Hoffnung
"Sag es mir", sagte ich ruhig, "sag mir, wieso du es gemacht hast!".
Er sah mich verlegen an, überlegte kurz und sah mir dann wieder in die Augen.
Und plötzlich wusste ich gar nicht mehr, ob ich das wirklich wissen wollte.
"Mel", sagte er sanft.
Doch ich wollte seine Stimme nicht mehr hören. Das war doch alles bloß gespielt!
"Hör auf!", sagte ich trocken.
"Nein, hör zu, ich kann es dir erklären", versuchte er es wieder.
"Nein!", rief ich laut und entschlossen.
Er schien getroffen von meinen Worten. Doch das interessierte mich nicht. Ich rannte hinaus. Ich wollte weg von hier.

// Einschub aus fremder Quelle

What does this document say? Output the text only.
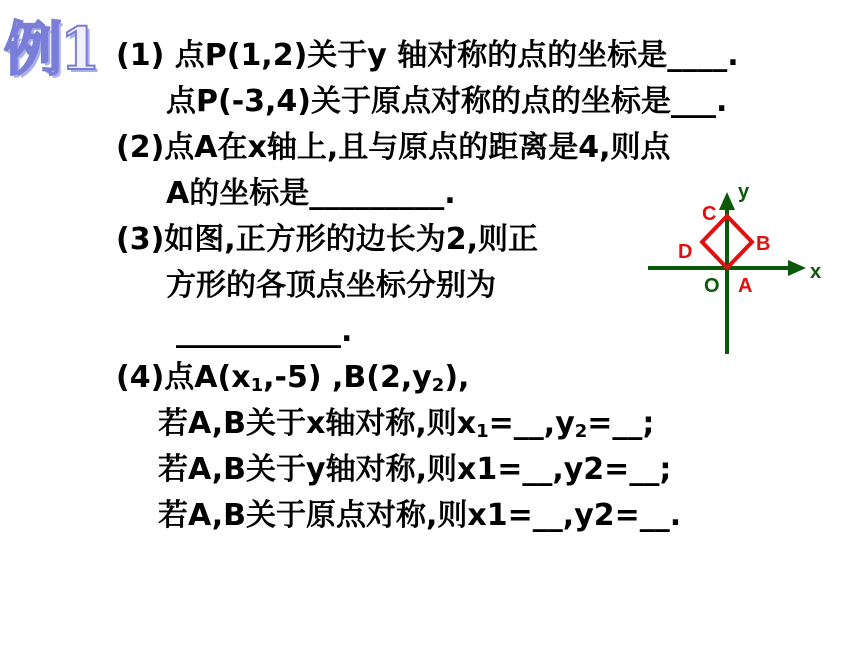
例1 (1) 点P(1,2)关于y 轴对称的点的坐标是____.
点P(-3,4)关于原点对称的点的坐标是___.
(2)点A在x轴上,且与原点的距离是4,则点
A的坐标是_________.
(3)如图,正方形的边长为2,则正
方形的各顶点坐标分别为
___________.
(4)点$A(x_1,-5)$ $,B(2,y_2)$,
若A,B关于x轴对称,则$x_1=\_\_,y_2=\_\_$;
若A,B关于y轴对称,则x1=__,y2=__;
若A,B关于原点对称,则x1=__,y2=__.
y
x
O A
B
C
D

Draußen traf mich die eiskalte Luft wie ein Schlag ins Gesicht. Doch das tat gut. Ich würde mir am liebsten selbst eine Ohrfeige geben. Wie dumm konnte ich bloß sein? All den Weg war ich hierher gekommen. Nicht nur das, nahezu Jahre hatte ich damit verbacht, um die Wahrheit zu erfahren. Ich war wie besessen davon. Und jetzt, kurz davor, wusste ich plötzlich gar nicht mehr, ob ich es tatsächlich wissen wollte.
Unsinn, natürlich wollte ich mehr alles andere auf dieser Welt die Wahrheit erfahren. Das war gar nicht das Problem.
Es war nur... ich hatte so schreckliche Angst. So eine unfassbar große Angst vor der Wahrheit. Auch wenn ich wusste, dass ich unbedingt die Wahrheit erfahren wollte, wusste ich nicht, ob ich mit dieser Wahrheit umgehen konnte. Was ist, wenn sie grausam war?
Und was ist, wenn sie faszinierend war?, fragte mich meine innere Stimme, Was ist, wenn deine Hoffnung nicht umsont war? Was ist, wenn die schönste Wahrheit auf dich wartet?
Und in dem Moment wurde mir etwas klar: Die Wahrheit ist weder grausam noch milde. Sie ist weder schön noch hässlich. Sie ist weder mächtig noch machtlos.
Sie ist wie die Leere. Ein Zustand, den man sich erwünscht, aber gleichzeitig auch verabscheut. Ein Zustand, den man als Erlösung sieht und gleichzeitig als seine persönliche Gefangenschaft.
Und genau so ist die Wahrheit. Sie ist weder das eine noch das andere.
Sie ist beides.
Und nach dieser Erkenntnis war mir eins klar geworden:
Ich wollte, diese Wahrheit gar nicht erfahren. Ich meine, ja, sie hätte vielleicht wirklich schön sein können. Sie hätte all meine Fragen beantworten können. Sie hätte mich erlösen können.
Doch sie könnte mich auch enttäuschen, mich verletzten, mich zerstören, vernichten, auslöschen...
Und neben all diesen Gedanken wurde mir noch eins klar:
Ich wollte von Anfang an die Wahrheit gar nicht erfahren. In Wirklichkeit war ich schon immer vor ihr weggerannt. Ich hatte es nur immer wieder vorgegeben, sie erfahren zu wollen.
Denn ich hatte Hoffnung. Und in Wirklichkeit wusste ich die Antwort schon längst. Nämlich, dass ich verloren hatte. Ich wusste es schon die ganze Zeit. Doch ich hatte es immer wieder verdrängt. Ich wollte nicht daran glauben. Also hab ich mich auf den Weg gemacht. Verzweifelt habe ich nach der Wahrheit gesucht. Und eigentlich wusste ich sie schon längst. Und eigentlich wollte ich sie gar nicht wissen. Doch ich hatte Hoffnung. Und das hat mich zerstört.